'Accelerated’ ETFs Will Double Benchmark Gains, Cap Losses

The firm behind a growing set of exchange-traded funds that cushion losses is offering a new suite of tools for bulls to bet on another stock surge.

Innovator Capital Management will launch four accelerated ETFs on April 1, which will double the gains of the benchmark they track up to a predetermined limit, but only provide a single exposure to the benchmark on the way down.

Unlike traditional leveraged ETFs that are designed as short-term trading vehicles, the Innovator funds may be more suited for long-term investments, since they’re magnified on the upside only and re-balance annually or quarterly. These funds join the firm’s other defined-outcome ETFs, which use options to mimic structured products and currently have about $4 billion in assets.

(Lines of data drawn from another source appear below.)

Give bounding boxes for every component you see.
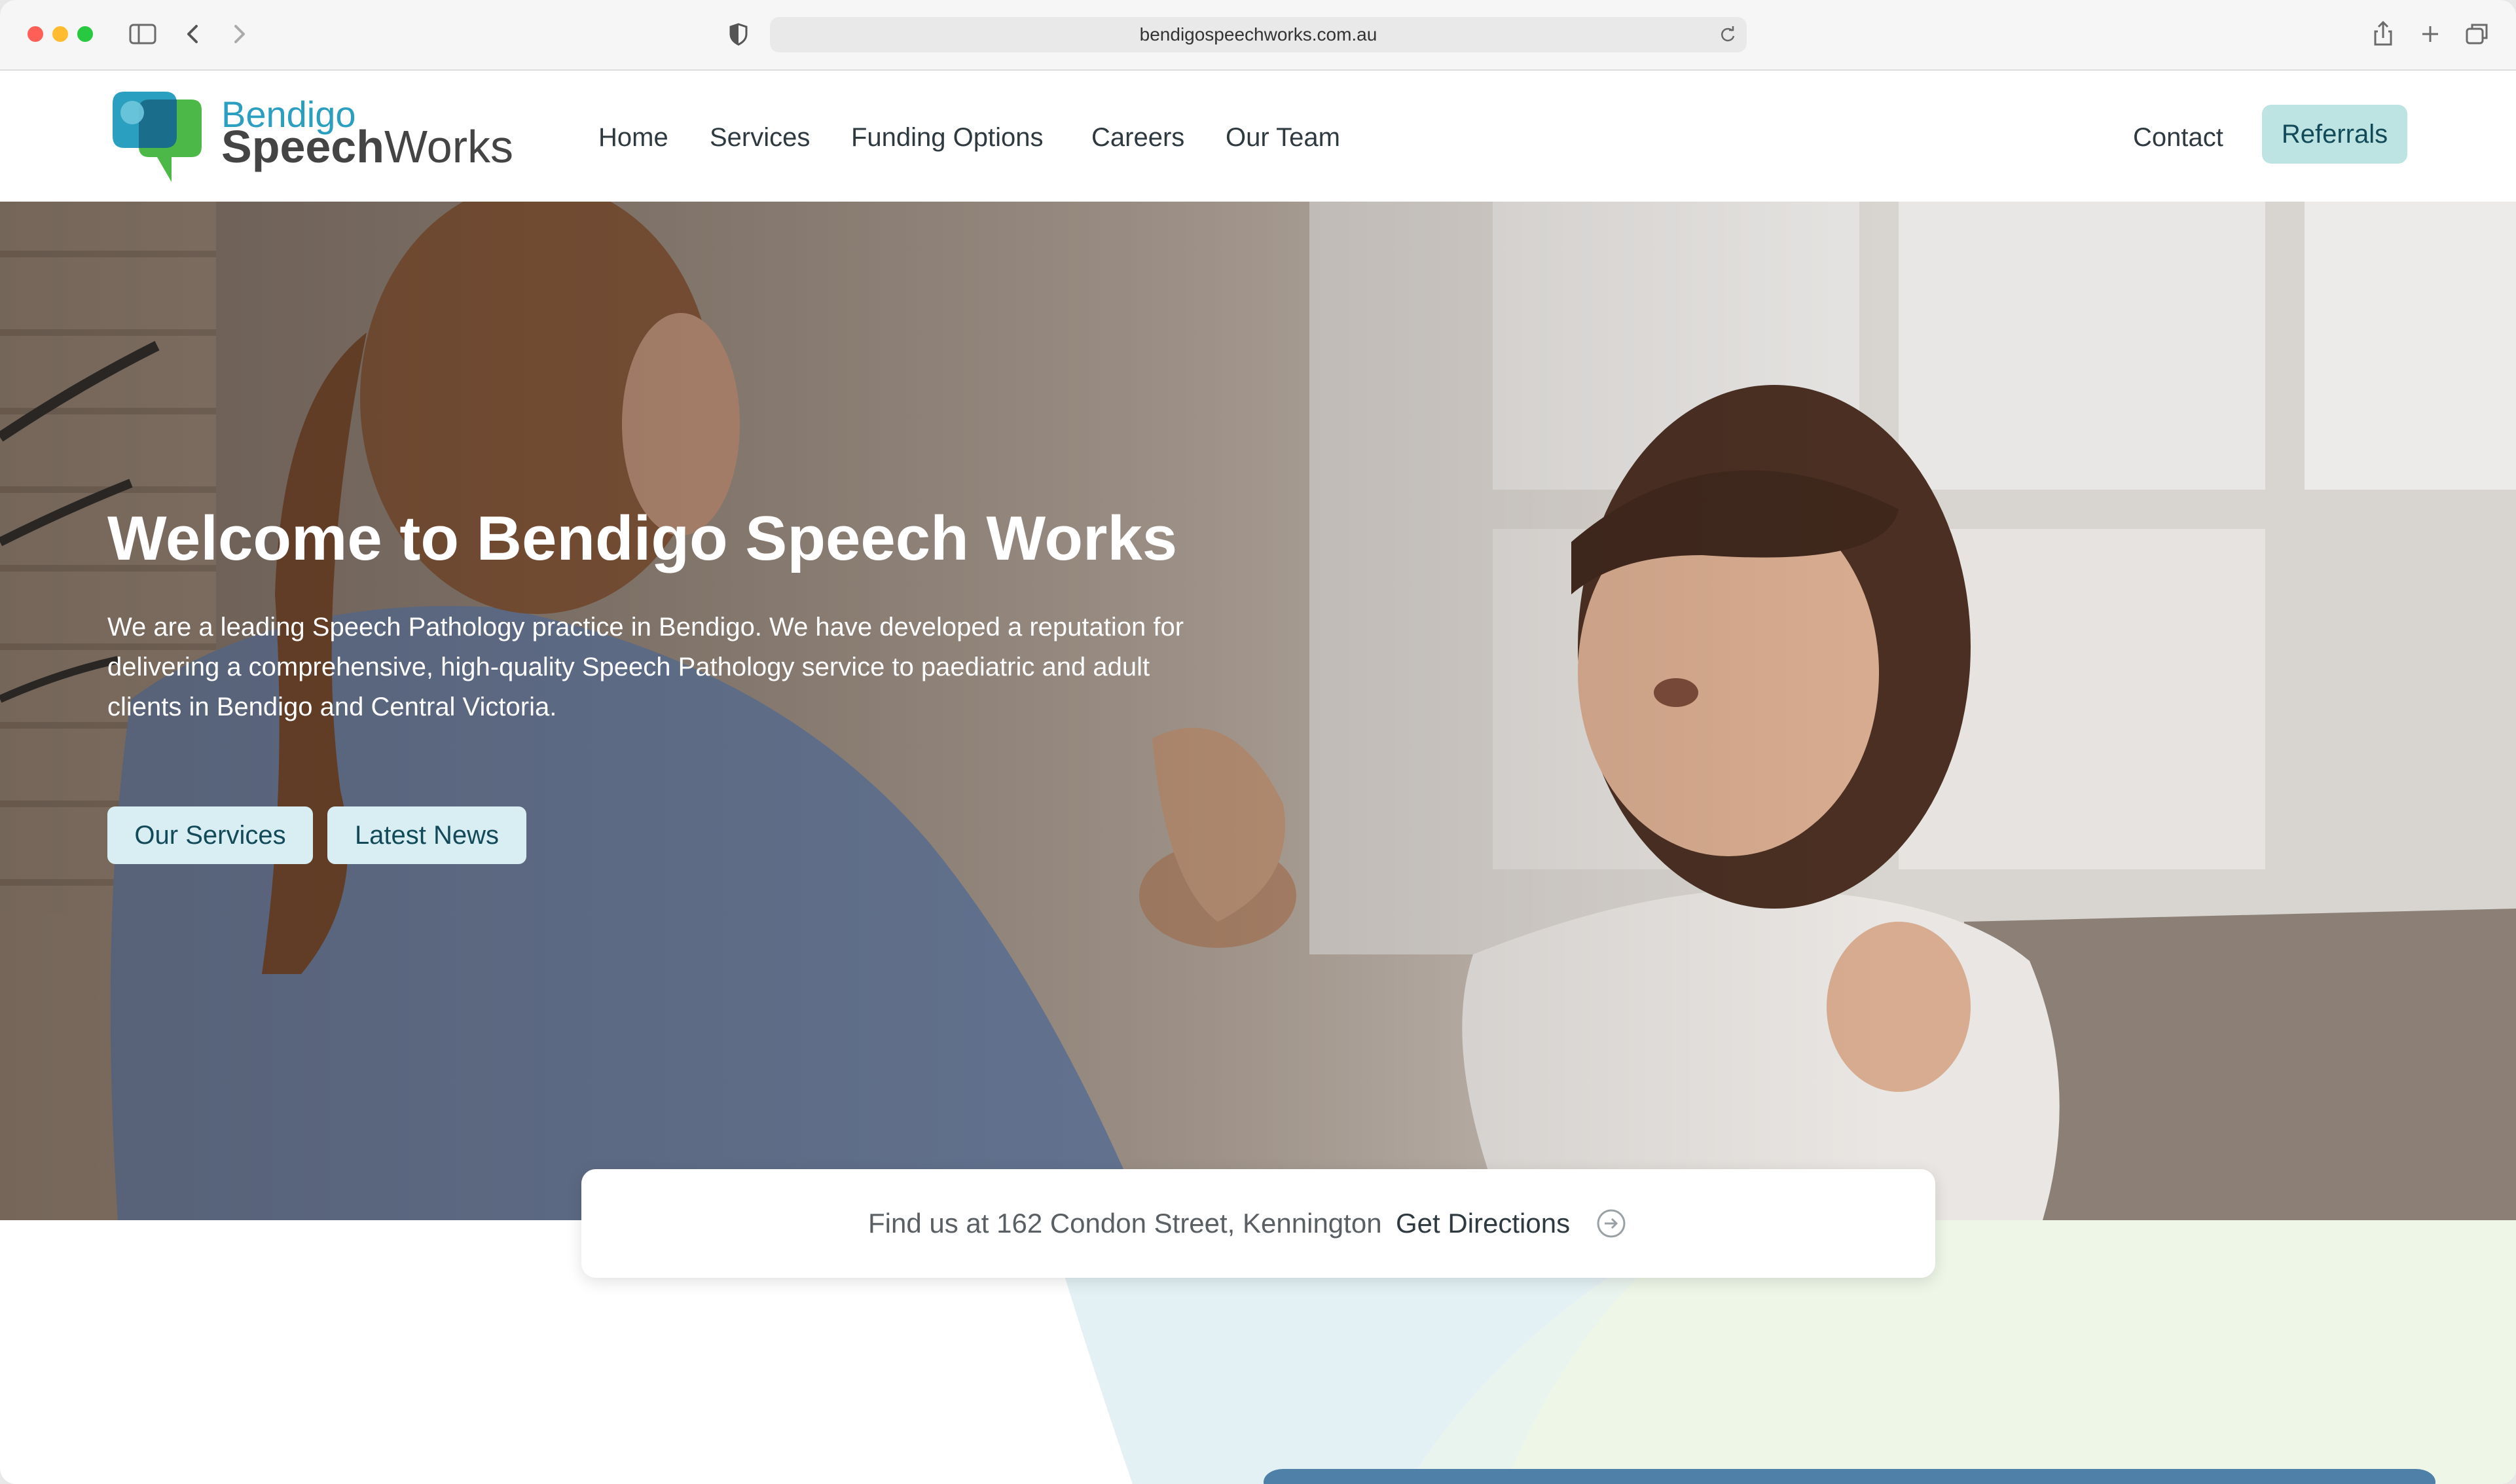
maximize-window-button[interactable] [77,26,93,42]
hero-section: Welcome to Bendigo Speech Works We are a… [0,202,2516,1220]
browser-window: bendigospeechworks.com.au Bendigo Speech… [0,0,2516,1484]
logo-text-works: Works [384,121,514,172]
share-icon[interactable] [2371,18,2395,50]
nav-item-contact[interactable]: Contact [2133,118,2223,157]
minimize-window-button[interactable] [52,26,68,42]
address-bar[interactable]: bendigospeechworks.com.au [770,17,1747,52]
our-services-button[interactable]: Our Services [107,806,313,864]
browser-toolbar: bendigospeechworks.com.au [0,0,2516,71]
logo-text-speech: Speech [221,121,384,172]
referrals-button[interactable]: Referrals [2262,105,2407,164]
hero-description: We are a leading Speech Pathology practi… [107,613,1184,721]
new-tab-icon[interactable] [2418,18,2442,50]
directions-bar: Find us at 162 Condon Street, Kennington… [581,1169,1935,1278]
arrow-right-circle-icon[interactable] [1596,1208,1626,1239]
latest-news-button[interactable]: Latest News [327,806,526,864]
nav-item-home[interactable]: Home [598,118,668,157]
nav-item-funding-options[interactable]: Funding Options [851,118,1044,157]
address-text: Find us at 162 Condon Street, Kennington [868,1208,1382,1239]
hero-title: Welcome to Bendigo Speech Works [107,503,1178,573]
reload-icon[interactable] [1718,25,1738,45]
sidebar-icon[interactable] [128,18,157,50]
logo-text-speechworks: SpeechWorks [221,120,513,173]
shield-icon[interactable] [727,18,750,50]
get-directions-link[interactable]: Get Directions [1396,1169,1570,1278]
forward-icon[interactable] [229,18,249,50]
back-icon[interactable] [183,18,203,50]
nav-item-careers[interactable]: Careers [1091,118,1184,157]
url-text: bendigospeechworks.com.au [1139,24,1377,45]
nav-item-our-team[interactable]: Our Team [1226,118,1340,157]
logo-speech-bubble-icon[interactable] [106,90,204,189]
close-window-button[interactable] [27,26,43,42]
tabs-icon[interactable] [2464,18,2490,50]
nav-item-services[interactable]: Services [710,118,810,157]
site-header: Bendigo SpeechWorks Home Services Fundin… [0,71,2516,202]
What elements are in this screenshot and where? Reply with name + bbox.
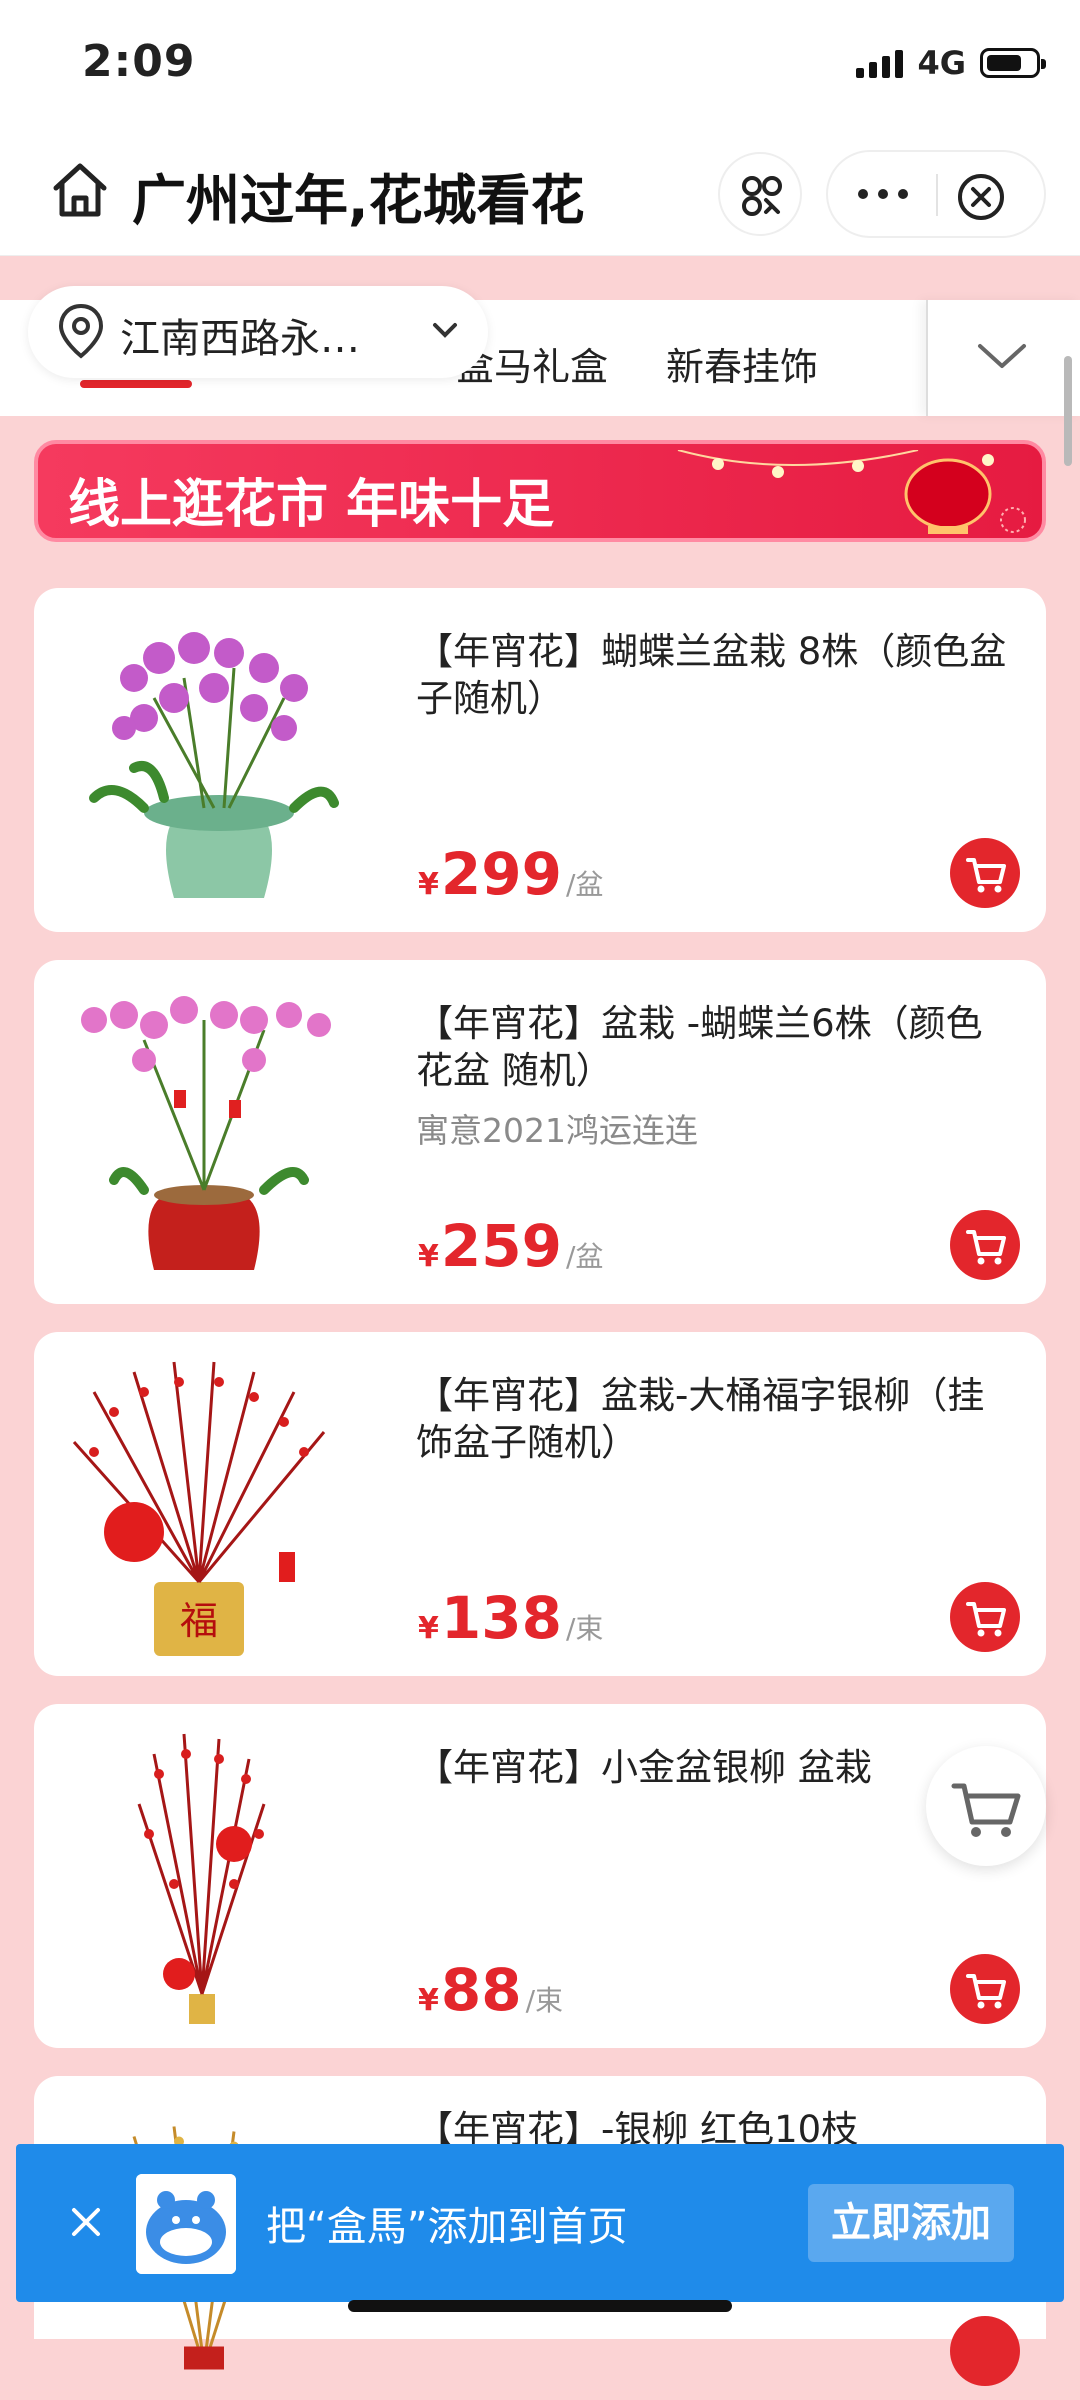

“With valuations elevated, Wall Street strategists are near unanimously forecasting a low to moderate growth environment for domestic large-cap equities in the mid- to long-term,” John Southard, chief investment officer of Innovator ETFs, said in a statement. The new funds “seek to provide the potential to enhance returns in such challenging environments.”

The Innovator U.S. Equity Double Accelerated Return ETF (XDAP) will offer twice the gains of the SPDR S&P 500 ETF Trust (SPY), with single SPY downside exposure over 12 months. Total gains will be capped at about 19.6%, according to estimates from the firm.

Two other new ETFs will also double SPY gains, with one offering a buffer against the first 9% of SPY losses in a year and gains capped at about 11.5%. The other provides a single exposure to SPY on the downside over three months and caps the upside at about 8.1%.